But I've had enough honest conversations with other educators/parents to realize I'm not specially deficient. We are all slightly losing our minds and our sense of self agency as we rush from one task to the next trying to prepare for a holiday apocalypse.
There is always some comfort in knowing we are not alone.
For me, I've found that peace can be obtained. Here are my go to remedies:
- Lists (These have always brought me comfort and stop my brain from spinning)
- Surrendering, fully, into the most immediate task and focusing only on that one thing
- Shutting my bedroom door and lying down for 10 minutes while taking deep breaths
- Taking a time out to do something I enjoy (playing a game with my kids, watching a movie, taking a walk, etc)
- Working full time in a VERY stressful field like school psychology
- Preparing to begin teaching MFA classes at Regis University this spring
- Contributing to and compiling an anthology of short stories with six other amazing writers to release this spring
- Writing, and editing, and managing the self publishing process for my new young adult novel to release next summer
- Trying like hell to also be a good mother, a loving wife.
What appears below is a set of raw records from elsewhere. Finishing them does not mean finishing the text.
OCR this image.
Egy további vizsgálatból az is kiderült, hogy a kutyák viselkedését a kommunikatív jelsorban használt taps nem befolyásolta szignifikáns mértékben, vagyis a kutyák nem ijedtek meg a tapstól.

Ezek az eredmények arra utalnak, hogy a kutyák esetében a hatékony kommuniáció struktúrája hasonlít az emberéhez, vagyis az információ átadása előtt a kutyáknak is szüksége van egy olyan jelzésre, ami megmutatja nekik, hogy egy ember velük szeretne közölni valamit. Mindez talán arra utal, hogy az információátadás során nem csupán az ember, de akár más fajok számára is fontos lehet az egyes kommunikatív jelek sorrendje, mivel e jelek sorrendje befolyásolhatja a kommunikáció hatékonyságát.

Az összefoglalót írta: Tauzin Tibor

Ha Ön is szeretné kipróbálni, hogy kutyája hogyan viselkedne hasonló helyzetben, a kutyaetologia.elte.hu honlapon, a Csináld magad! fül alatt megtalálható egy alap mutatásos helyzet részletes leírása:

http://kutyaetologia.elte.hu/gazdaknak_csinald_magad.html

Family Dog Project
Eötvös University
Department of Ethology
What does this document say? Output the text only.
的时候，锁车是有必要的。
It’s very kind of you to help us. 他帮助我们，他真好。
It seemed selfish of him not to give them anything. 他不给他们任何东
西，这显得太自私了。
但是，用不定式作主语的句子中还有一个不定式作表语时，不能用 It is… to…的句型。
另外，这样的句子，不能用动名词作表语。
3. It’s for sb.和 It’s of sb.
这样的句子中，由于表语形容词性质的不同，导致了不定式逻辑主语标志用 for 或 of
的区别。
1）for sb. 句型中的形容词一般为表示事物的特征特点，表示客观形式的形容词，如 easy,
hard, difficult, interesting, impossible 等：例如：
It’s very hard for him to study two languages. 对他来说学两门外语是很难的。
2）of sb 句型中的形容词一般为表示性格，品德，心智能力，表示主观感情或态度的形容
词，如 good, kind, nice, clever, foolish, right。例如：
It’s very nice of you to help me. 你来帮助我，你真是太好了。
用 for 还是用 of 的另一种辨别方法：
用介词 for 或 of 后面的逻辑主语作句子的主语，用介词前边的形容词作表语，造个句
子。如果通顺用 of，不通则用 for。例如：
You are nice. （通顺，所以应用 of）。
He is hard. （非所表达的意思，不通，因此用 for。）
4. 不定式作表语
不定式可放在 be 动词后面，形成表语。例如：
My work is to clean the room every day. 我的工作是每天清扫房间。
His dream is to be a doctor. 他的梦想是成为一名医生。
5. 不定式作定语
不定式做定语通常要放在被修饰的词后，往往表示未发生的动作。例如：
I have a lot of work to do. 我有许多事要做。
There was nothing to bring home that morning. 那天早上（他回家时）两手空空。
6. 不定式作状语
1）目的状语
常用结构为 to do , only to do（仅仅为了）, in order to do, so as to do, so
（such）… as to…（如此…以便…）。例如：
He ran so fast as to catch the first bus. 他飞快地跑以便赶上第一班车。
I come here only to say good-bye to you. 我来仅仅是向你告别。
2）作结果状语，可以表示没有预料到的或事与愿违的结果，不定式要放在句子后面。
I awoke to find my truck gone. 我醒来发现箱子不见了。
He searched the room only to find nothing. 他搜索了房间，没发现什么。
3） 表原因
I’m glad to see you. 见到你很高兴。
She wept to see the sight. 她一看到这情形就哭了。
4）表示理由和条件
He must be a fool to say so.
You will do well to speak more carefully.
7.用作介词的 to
Did I mention I'm also hosting Christmas dinner in a few days for 20+?
Which reminds me to add, "Clean the bathrooms" to my list!
And it's true that all those things make me spin, but they also all bring me so much joy and fullness. I want all of those experiences, all of those processes, all the end results and joys of digging in and completing things I love to do. I just happen to enjoying doing a MULTITUDE of various things.
My life it full, very, very full--and I'm grateful for every single second of it. Mostly I'm thankful that I'm able to keep up with the pace of it. To still say yes because when I step back from the minutiae of overwhelming details, and take a birds-eye, global view of my life, I see that I want all of it. And more importantly, I'm DOING all of it.
Because for me, nothing is worse than that sick-knot of regret that develops from not allowing yourself to go for it.